Updated from 1:46 p.m. EDT
Martha Stewart's image problems are finally hurting business.
Martha Stewart Omnimedia
, lowered its financial guidance for the third quarter on Wednesday, as the investigation stemming from her sale of
stock has affected business, particularly advertising for the company's magazine. Investors have sold off the stock for the last month or so, since news of the investigation broke, shaving off nearly half the company's market value.
"Looking forward, we have begun to see some impact on our business resulting from the uncertainty relating to the investigations of Martha Stewart's stock sale," said CFO James Follo, in a statement. "Since those investigations are still pending, our ability to provide accurate guidance is constrained."
On a conference call that followed the release of second-quarter earnings, management went to lengths to convince investors that the business runs deeper than Martha herself. The company admitted that the ongoing investigations into Stewart's sale of ImClone stock has weighed on results, but says it is hopeful consumers and television viewers will ultimately stick by the company.
Stewart, who early in the call said she would not answer specific questions about the investigations, said the company is "much larger than myself."
Sharon Patrick, president and COO, said some advertisers are taking a "wait-and-see approach" with the investigations, but said the company's attractive demographics will "ultimately alleviate skittishness toward the investigations."
Investors were skeptical however, as the shares closed at $9.05, down 95 cents, or 9.5%. Earlier in the day, the stock had been off more than 20%.
A sidelight in all this was the company's second-quarter earnings, which were hardly mentioned on the conference call, as questions about the investigation and its impact dominated. In the second quarter, Martha Stewart earned $6.7 million, or 14 cents a share, up from $5.3 million, or 11 cents a share, in the year-ago period. Revenue was up 16% to $78.6 million from $67.8 million last year.
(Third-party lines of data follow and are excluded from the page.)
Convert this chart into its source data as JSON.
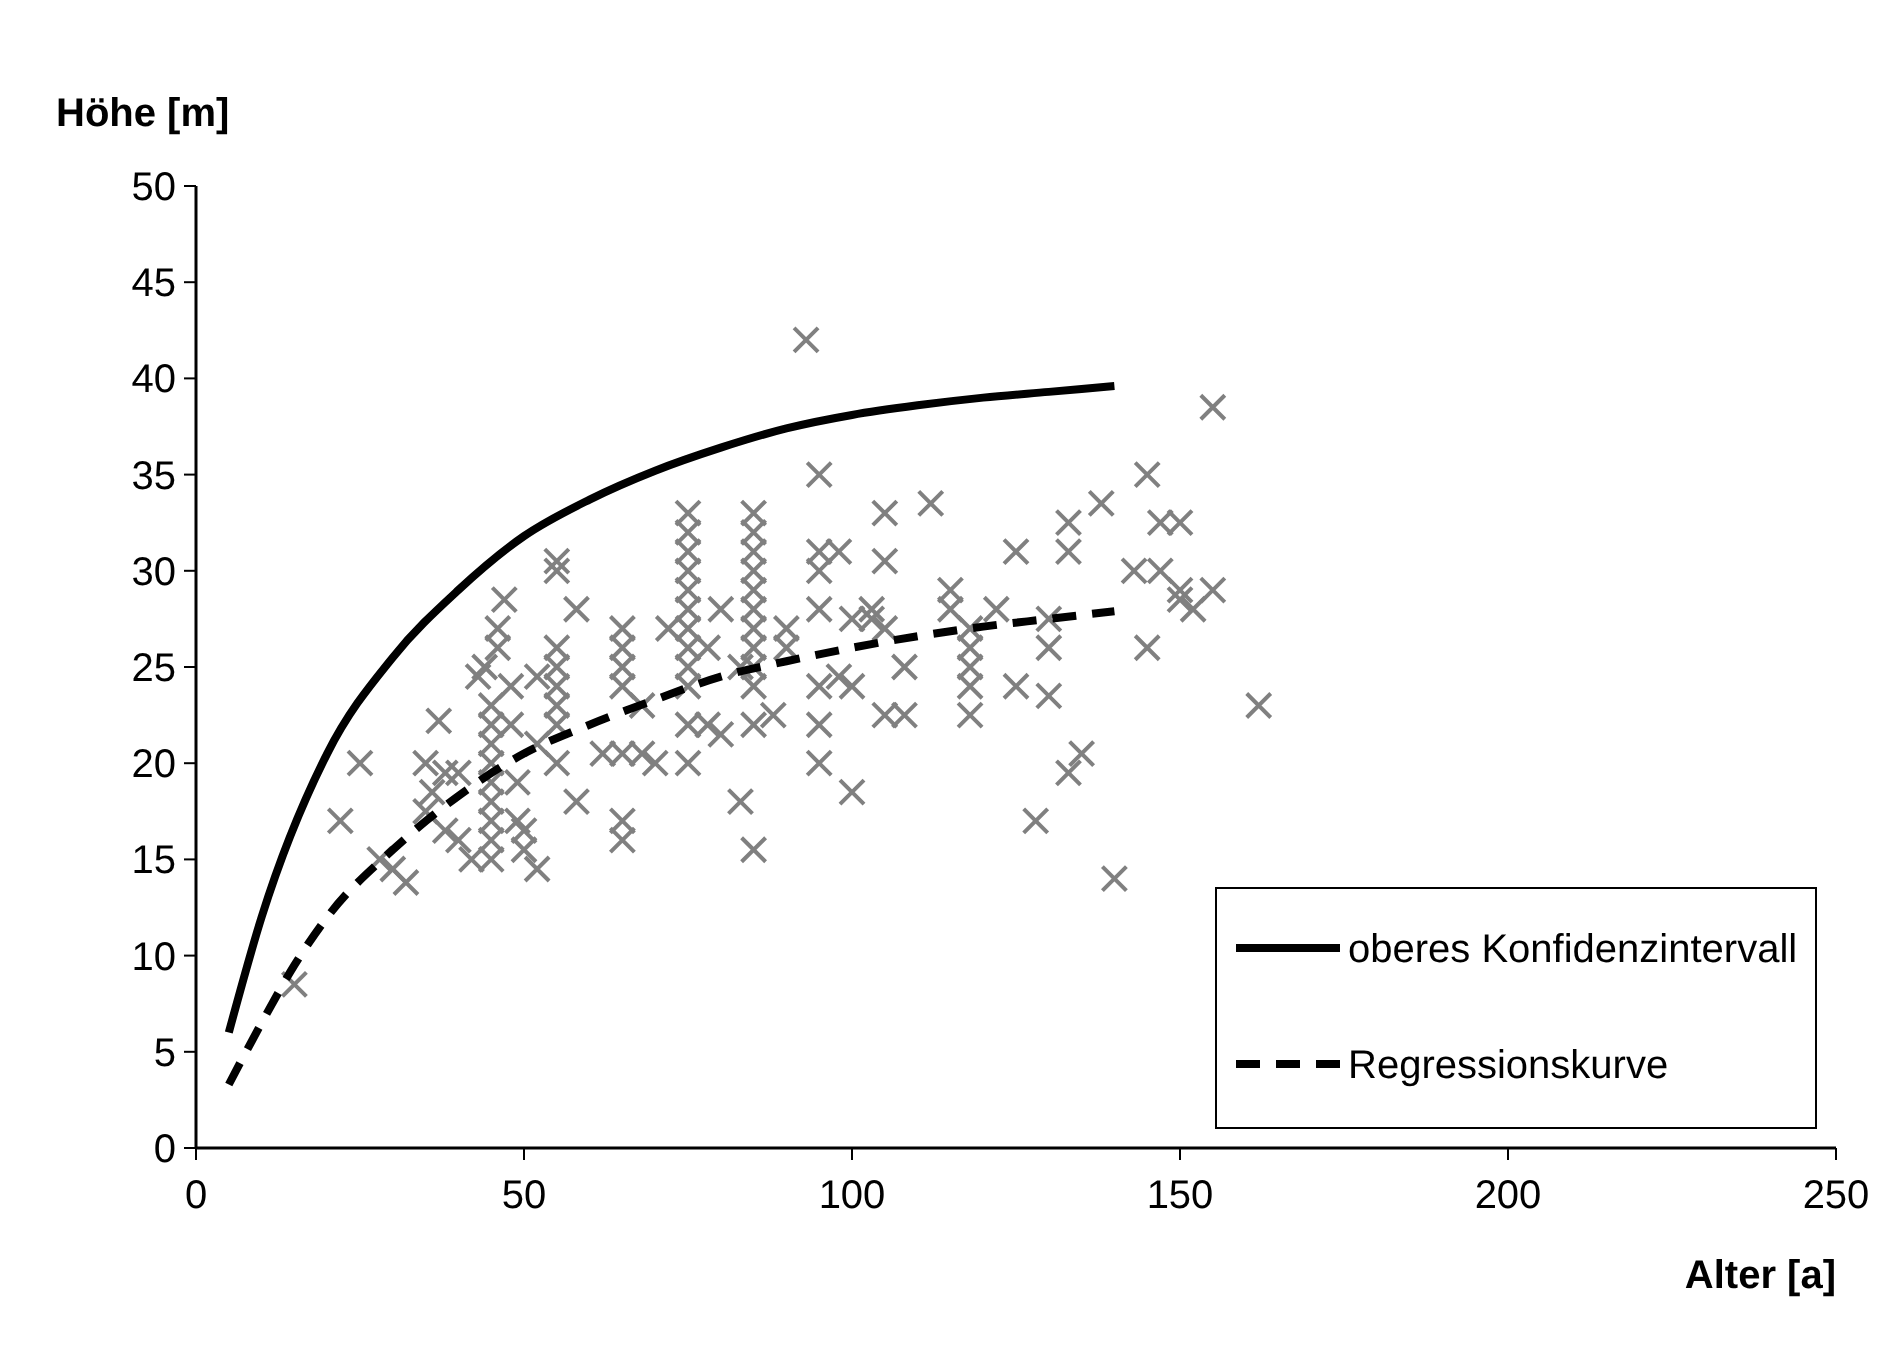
{
  "chart_data": {
    "type": "scatter",
    "xlabel": "Alter [a]",
    "ylabel": "Höhe [m]",
    "xlim": [
      0,
      250
    ],
    "xticks": [
      0,
      50,
      100,
      150,
      200,
      250
    ],
    "ylim": [
      0,
      50
    ],
    "yticks": [
      0,
      5,
      10,
      15,
      20,
      25,
      30,
      35,
      40,
      45,
      50
    ],
    "grid": false,
    "legend": "bottom right",
    "series": [
      {
        "color": "#808080",
        "marker": "cross",
        "x": [
          15,
          22,
          25,
          28,
          30,
          32,
          35,
          35,
          36,
          37,
          38,
          38,
          40,
          40,
          42,
          43,
          44,
          45,
          45,
          45,
          45,
          45,
          45,
          45,
          45,
          45,
          46,
          46,
          47,
          48,
          48,
          49,
          49,
          50,
          50,
          52,
          52,
          52,
          55,
          55,
          55,
          55,
          55,
          55,
          55,
          55,
          58,
          58,
          62,
          65,
          65,
          65,
          65,
          65,
          65,
          65,
          68,
          68,
          70,
          72,
          75,
          75,
          75,
          75,
          75,
          75,
          75,
          75,
          75,
          75,
          75,
          75,
          78,
          78,
          80,
          80,
          83,
          83,
          85,
          85,
          85,
          85,
          85,
          85,
          85,
          85,
          85,
          85,
          85,
          85,
          88,
          90,
          90,
          93,
          95,
          95,
          95,
          95,
          95,
          95,
          95,
          98,
          98,
          100,
          100,
          100,
          103,
          103,
          105,
          105,
          105,
          105,
          108,
          108,
          112,
          115,
          115,
          118,
          118,
          118,
          118,
          118,
          122,
          125,
          125,
          128,
          130,
          130,
          130,
          133,
          133,
          133,
          135,
          138,
          140,
          143,
          145,
          145,
          147,
          147,
          150,
          150,
          150,
          152,
          155,
          155,
          162
        ],
        "values": [
          8.5,
          17,
          20,
          15,
          14.5,
          13.8,
          20,
          17.5,
          18.5,
          22.2,
          19.5,
          16.5,
          19.5,
          16,
          15,
          24.5,
          25,
          15,
          16,
          17,
          18,
          19,
          20,
          21,
          22,
          23,
          26,
          27,
          28.5,
          24,
          22,
          19,
          17,
          15.5,
          16.5,
          14.5,
          24.5,
          21,
          20,
          22,
          24,
          25,
          26,
          30,
          30.5,
          23,
          28,
          18,
          20.5,
          24,
          25,
          26,
          27,
          16,
          17,
          20.5,
          23,
          20.5,
          20,
          27,
          22,
          24,
          25,
          26,
          27,
          28,
          29,
          30,
          31,
          32,
          33,
          20,
          26,
          22,
          21.5,
          28,
          18,
          25,
          24,
          25,
          26,
          27,
          28,
          29,
          30,
          31,
          32,
          33,
          15.5,
          22,
          22.5,
          27,
          26,
          42,
          35,
          31,
          30,
          28,
          20,
          22,
          24,
          31,
          24.5,
          18.5,
          27.5,
          24,
          28,
          27.5,
          33,
          30.5,
          27,
          22.5,
          25,
          22.5,
          33.5,
          29,
          28,
          22.5,
          24,
          25,
          26,
          27,
          28,
          31,
          24,
          17,
          27.5,
          26,
          23.5,
          32.5,
          31,
          19.5,
          20.5,
          33.5,
          14,
          30,
          35,
          26,
          32.5,
          30,
          32.5,
          29,
          28.5,
          28,
          38.5,
          29,
          23
        ]
      },
      {
        "type": "line",
        "name": "oberes Konfidenzintervall",
        "color": "#000000",
        "line_style": "solid",
        "x": [
          5,
          10,
          20,
          30,
          40,
          50,
          60,
          70,
          80,
          90,
          100,
          110,
          120,
          130,
          140
        ],
        "values": [
          6,
          12,
          20.5,
          25.5,
          29,
          31.8,
          33.7,
          35.2,
          36.4,
          37.4,
          38.1,
          38.6,
          39,
          39.3,
          39.6
        ]
      },
      {
        "type": "line",
        "name": "Regressionskurve",
        "color": "#000000",
        "line_style": "dashed",
        "x": [
          5,
          10,
          15,
          20,
          30,
          40,
          50,
          60,
          70,
          80,
          90,
          100,
          110,
          120,
          130,
          140
        ],
        "values": [
          3.3,
          6.5,
          9.5,
          12,
          15.5,
          18.3,
          20.5,
          22,
          23.3,
          24.5,
          25.3,
          26,
          26.6,
          27.1,
          27.5,
          27.9
        ]
      }
    ]
  }
}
The company said it expects to see third-quarter earnings per share of 6 cents to 7 cents, compared with the consensus estimates of 15 cents provided by Thomson Financial/First Call. For the full year, the company said its results will not meet previous guidance of 53 cents, and it did not offer a specific estimate.
On the call, management said the company will incur higher expenses due to the investigation, particularly for public relations, in the third quarter and possibly the fourth.
"We recognize that the investigations and related speculation and media attention surrounding a personal sale of non-company stock by Martha Stewart present challenges for our company," said Patrick, in a statement. "However, we are confident that MSO is prepared to meet them."